Regresé al Buick casi corriendo. Me senté al volante, bajé el seguro de la portezuela y llamé a Morelli.

– Tenías razón al decir que debería haberme dedicado a la cosmetología.

– Te encantaría. Podrías dibujar cejas en la cara de un montón de viejecitas.

– Spiro no me ha dicho nada. Bueno, nada que yo quisiera oír.

– He oído algo interesante en la radio mientras te esperaba. Anoche se produjo un incendio en la calle Low. En uno de los edificios de la vieja fábrica de tuberías. Obviamente, intencional. La fábrica de tuberías lleva años cerrada, pero parece que alguien la usaba para almacenar féretros.

– ¿Estás diciéndome que alguien chamuscó mis ataúdes?

– ¿Spiro puso condiciones acerca del estado de los féretros o te paga tanto si están muertos como vivos?

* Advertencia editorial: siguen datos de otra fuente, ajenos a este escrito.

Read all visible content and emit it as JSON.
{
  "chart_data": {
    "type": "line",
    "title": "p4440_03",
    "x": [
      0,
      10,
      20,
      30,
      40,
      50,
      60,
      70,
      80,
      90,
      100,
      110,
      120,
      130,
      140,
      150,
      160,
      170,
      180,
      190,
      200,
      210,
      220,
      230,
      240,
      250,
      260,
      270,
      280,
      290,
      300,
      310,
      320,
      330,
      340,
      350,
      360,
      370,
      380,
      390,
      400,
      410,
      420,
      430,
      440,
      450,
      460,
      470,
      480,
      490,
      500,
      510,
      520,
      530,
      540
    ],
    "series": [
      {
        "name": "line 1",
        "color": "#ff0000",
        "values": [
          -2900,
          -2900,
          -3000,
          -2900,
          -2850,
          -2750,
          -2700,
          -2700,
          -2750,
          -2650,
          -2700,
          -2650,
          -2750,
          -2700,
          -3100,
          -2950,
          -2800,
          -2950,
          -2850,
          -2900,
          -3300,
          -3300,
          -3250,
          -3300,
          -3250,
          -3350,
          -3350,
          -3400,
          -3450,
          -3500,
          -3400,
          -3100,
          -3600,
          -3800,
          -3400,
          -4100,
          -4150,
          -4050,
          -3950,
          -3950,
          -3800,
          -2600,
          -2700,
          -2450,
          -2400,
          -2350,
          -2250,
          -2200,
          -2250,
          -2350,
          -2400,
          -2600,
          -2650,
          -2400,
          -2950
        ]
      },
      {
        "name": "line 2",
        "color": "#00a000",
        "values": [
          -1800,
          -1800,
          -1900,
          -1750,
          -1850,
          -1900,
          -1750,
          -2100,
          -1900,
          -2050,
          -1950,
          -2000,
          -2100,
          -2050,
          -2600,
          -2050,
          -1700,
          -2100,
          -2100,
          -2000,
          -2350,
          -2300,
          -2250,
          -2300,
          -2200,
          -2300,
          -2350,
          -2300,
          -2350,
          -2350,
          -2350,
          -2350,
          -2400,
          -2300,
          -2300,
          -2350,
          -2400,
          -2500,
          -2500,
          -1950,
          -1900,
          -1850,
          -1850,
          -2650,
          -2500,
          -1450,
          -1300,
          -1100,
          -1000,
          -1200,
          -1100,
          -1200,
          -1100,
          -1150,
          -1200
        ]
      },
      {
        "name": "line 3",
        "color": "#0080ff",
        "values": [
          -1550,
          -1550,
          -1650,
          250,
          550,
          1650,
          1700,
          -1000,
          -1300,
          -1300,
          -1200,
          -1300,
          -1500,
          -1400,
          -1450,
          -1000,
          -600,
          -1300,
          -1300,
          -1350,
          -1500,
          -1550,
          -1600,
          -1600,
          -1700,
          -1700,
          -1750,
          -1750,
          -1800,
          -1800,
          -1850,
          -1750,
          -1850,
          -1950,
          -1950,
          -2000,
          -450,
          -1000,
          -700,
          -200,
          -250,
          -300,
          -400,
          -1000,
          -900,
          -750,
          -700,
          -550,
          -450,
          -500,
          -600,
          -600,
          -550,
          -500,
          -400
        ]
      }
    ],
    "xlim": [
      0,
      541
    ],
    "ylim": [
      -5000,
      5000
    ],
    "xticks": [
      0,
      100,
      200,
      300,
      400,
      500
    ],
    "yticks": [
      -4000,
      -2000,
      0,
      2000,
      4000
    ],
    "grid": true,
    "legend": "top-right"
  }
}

– Me reuniré contigo allí.

La fábrica de tuberías se encontraba en una solar baldío atrapado entre la calle Low y las vías del ferrocarril. La habían cerrado en los años setenta y así estaba desde entonces. El terreno que la rodeaba no tenía valor alguno. Más allá, se hallaban las industrias que habían sobrevivido: un cementerio de coches, una tienda de artículos de fontanería, el guardamuebles y empresa de mudanzas Jackson.

De tan oxidada, la verja de la fábrica de tuberías estaba abierta; el asfalto, agrietado y cubierto de basura y cristales rotos.

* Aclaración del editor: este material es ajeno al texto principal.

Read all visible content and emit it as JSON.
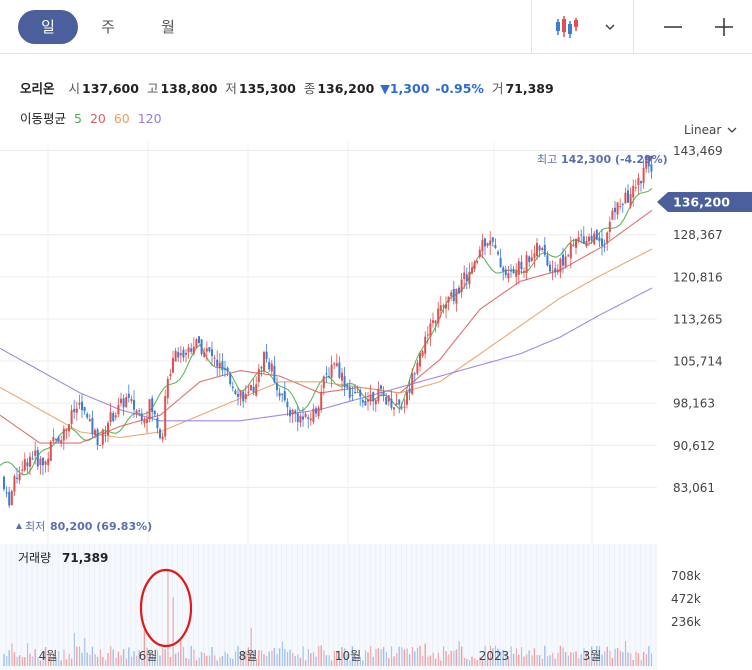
{
  "tabs": [
    {
      "id": "tab-day",
      "label": "일",
      "active": true
    },
    {
      "id": "tab-week",
      "label": "주",
      "active": false
    },
    {
      "id": "tab-month",
      "label": "월",
      "active": false
    }
  ],
  "toolbar": {
    "chart_type_icon": "candlestick-icon",
    "dropdown_icon": "chevron-down-icon",
    "zoom_out_icon": "minus-icon",
    "zoom_in_icon": "plus-icon"
  },
  "quote": {
    "name": "오리온",
    "open_label": "시",
    "open": "137,600",
    "high_label": "고",
    "high": "138,800",
    "low_label": "저",
    "low": "135,300",
    "close_label": "종",
    "close": "136,200",
    "change": "▼1,300",
    "change_pct": "-0.95%",
    "volume_label": "거",
    "volume": "71,389"
  },
  "ma_legend": {
    "label": "이동평균",
    "items": [
      {
        "period": "5",
        "color": "#4caf50"
      },
      {
        "period": "20",
        "color": "#e06060"
      },
      {
        "period": "60",
        "color": "#e8a060"
      },
      {
        "period": "120",
        "color": "#9a7ae0"
      }
    ]
  },
  "scale_mode": "Linear",
  "colors": {
    "up": "#e05050",
    "down": "#3d7bd9",
    "accent": "#4a5f9b",
    "annotation": "#5a6fb0"
  },
  "chart_data": {
    "type": "candlestick",
    "price_axis": {
      "min": 79000,
      "max": 145000,
      "ticks": [
        "143,469",
        "136,200",
        "128,367",
        "120,816",
        "113,265",
        "105,714",
        "98,163",
        "90,612",
        "83,061"
      ]
    },
    "current_price": "136,200",
    "high_annotation": {
      "label": "최고",
      "value": "142,300 (-4.29%)"
    },
    "low_annotation": {
      "label": "최저",
      "value": "80,200 (69.83%)"
    },
    "volume_label": "거래량",
    "volume_value": "71,389",
    "volume_axis": {
      "max": 800000,
      "ticks": [
        "708k",
        "472k",
        "236k"
      ]
    },
    "x_labels": [
      "4월",
      "6월",
      "8월",
      "10월",
      "2023",
      "3월"
    ],
    "price_path": [
      [
        0,
        85000
      ],
      [
        8,
        80200
      ],
      [
        18,
        86000
      ],
      [
        32,
        89000
      ],
      [
        44,
        87000
      ],
      [
        52,
        91000
      ],
      [
        64,
        93000
      ],
      [
        72,
        96000
      ],
      [
        80,
        98000
      ],
      [
        90,
        94000
      ],
      [
        100,
        91000
      ],
      [
        108,
        95000
      ],
      [
        118,
        97000
      ],
      [
        126,
        99000
      ],
      [
        136,
        97000
      ],
      [
        146,
        96000
      ],
      [
        150,
        98000
      ],
      [
        162,
        92000
      ],
      [
        166,
        100000
      ],
      [
        174,
        108000
      ],
      [
        184,
        107000
      ],
      [
        194,
        109000
      ],
      [
        204,
        108000
      ],
      [
        214,
        106000
      ],
      [
        222,
        104000
      ],
      [
        230,
        102000
      ],
      [
        240,
        100000
      ],
      [
        248,
        99000
      ],
      [
        258,
        103000
      ],
      [
        264,
        107000
      ],
      [
        272,
        104000
      ],
      [
        280,
        100000
      ],
      [
        288,
        97000
      ],
      [
        296,
        96000
      ],
      [
        306,
        95000
      ],
      [
        316,
        97000
      ],
      [
        324,
        102000
      ],
      [
        334,
        106000
      ],
      [
        342,
        103000
      ],
      [
        350,
        100000
      ],
      [
        358,
        99000
      ],
      [
        366,
        99000
      ],
      [
        376,
        100000
      ],
      [
        386,
        99000
      ],
      [
        396,
        98000
      ],
      [
        404,
        98000
      ],
      [
        410,
        101000
      ],
      [
        418,
        107000
      ],
      [
        428,
        110000
      ],
      [
        436,
        114000
      ],
      [
        446,
        116000
      ],
      [
        456,
        118000
      ],
      [
        466,
        121000
      ],
      [
        474,
        122000
      ],
      [
        482,
        127000
      ],
      [
        490,
        128000
      ],
      [
        498,
        124000
      ],
      [
        508,
        121000
      ],
      [
        516,
        122000
      ],
      [
        524,
        123000
      ],
      [
        532,
        125000
      ],
      [
        540,
        126000
      ],
      [
        548,
        123000
      ],
      [
        556,
        122000
      ],
      [
        564,
        124000
      ],
      [
        572,
        126000
      ],
      [
        580,
        128000
      ],
      [
        588,
        128000
      ],
      [
        596,
        128000
      ],
      [
        604,
        127000
      ],
      [
        612,
        132000
      ],
      [
        620,
        134000
      ],
      [
        628,
        135000
      ],
      [
        636,
        137000
      ],
      [
        642,
        139000
      ],
      [
        648,
        142000
      ],
      [
        654,
        136200
      ]
    ],
    "ma_paths": {
      "5": [
        [
          0,
          87000
        ],
        [
          30,
          86000
        ],
        [
          60,
          93000
        ],
        [
          100,
          92000
        ],
        [
          140,
          96000
        ],
        [
          170,
          101000
        ],
        [
          200,
          108000
        ],
        [
          240,
          101000
        ],
        [
          270,
          104000
        ],
        [
          300,
          97000
        ],
        [
          330,
          103000
        ],
        [
          360,
          100000
        ],
        [
          400,
          98000
        ],
        [
          430,
          111000
        ],
        [
          480,
          124000
        ],
        [
          510,
          121000
        ],
        [
          540,
          124000
        ],
        [
          580,
          127000
        ],
        [
          610,
          129000
        ],
        [
          654,
          138000
        ]
      ],
      "20": [
        [
          0,
          96000
        ],
        [
          40,
          91000
        ],
        [
          80,
          91000
        ],
        [
          120,
          94000
        ],
        [
          160,
          96000
        ],
        [
          200,
          102000
        ],
        [
          240,
          104000
        ],
        [
          280,
          103000
        ],
        [
          320,
          100000
        ],
        [
          360,
          101000
        ],
        [
          400,
          100000
        ],
        [
          440,
          106000
        ],
        [
          480,
          115000
        ],
        [
          520,
          120000
        ],
        [
          560,
          122000
        ],
        [
          600,
          126000
        ],
        [
          654,
          133000
        ]
      ],
      "60": [
        [
          0,
          101000
        ],
        [
          40,
          97000
        ],
        [
          80,
          93000
        ],
        [
          120,
          92000
        ],
        [
          160,
          93000
        ],
        [
          200,
          96000
        ],
        [
          240,
          99000
        ],
        [
          280,
          102000
        ],
        [
          320,
          102000
        ],
        [
          360,
          101000
        ],
        [
          400,
          100000
        ],
        [
          440,
          102000
        ],
        [
          480,
          107000
        ],
        [
          520,
          112000
        ],
        [
          560,
          117000
        ],
        [
          600,
          121000
        ],
        [
          654,
          126000
        ]
      ],
      "120": [
        [
          0,
          108000
        ],
        [
          40,
          104000
        ],
        [
          80,
          100000
        ],
        [
          120,
          97000
        ],
        [
          160,
          95000
        ],
        [
          200,
          95000
        ],
        [
          240,
          95000
        ],
        [
          280,
          96000
        ],
        [
          320,
          97000
        ],
        [
          360,
          99000
        ],
        [
          400,
          101000
        ],
        [
          440,
          103000
        ],
        [
          480,
          105000
        ],
        [
          520,
          107000
        ],
        [
          560,
          110000
        ],
        [
          600,
          114000
        ],
        [
          654,
          119000
        ]
      ]
    },
    "volume_spike": {
      "value": 708000
    }
  }
}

El cielo plomizo se reflejaba en charcos de agua mugrienta. Había un camión de bomberos y, aparcado al lado de éste, un automóvil de aspecto oficial. Un coche patrulla y el coche del jefe del cuerpo de bomberos se hallaban más cerca de la plataforma de carga y descarga, donde, obviamente, se había declarado el incendio.

Morelli y yo aparcamos lado a lado y nos dirigimos hacia el grupo de hombres que hablaban entre ellos y tomaban notas.

Cuando nos aproximamos alzaron la vista y saludaron a Morelli con una inclinación de la cabeza.

– ¿De qué se trata? -preguntó Morelli.

Reconocí al hombre que contestó. John Petrucci. Cuando mi padre trabajaba en Correos, Petrucci era su supervisor. Ahora era el jefe del cuerpo de bomberos. Así es la vida.

– Intencional -dijo Petrucci-. El fuego afectó básicamente una nave. Alguien empapó un montón de ataúdes con gasolina y encendió una mecha. La huella del incendio es clara.

– ¿Algún sospechoso? -preguntó Morelli.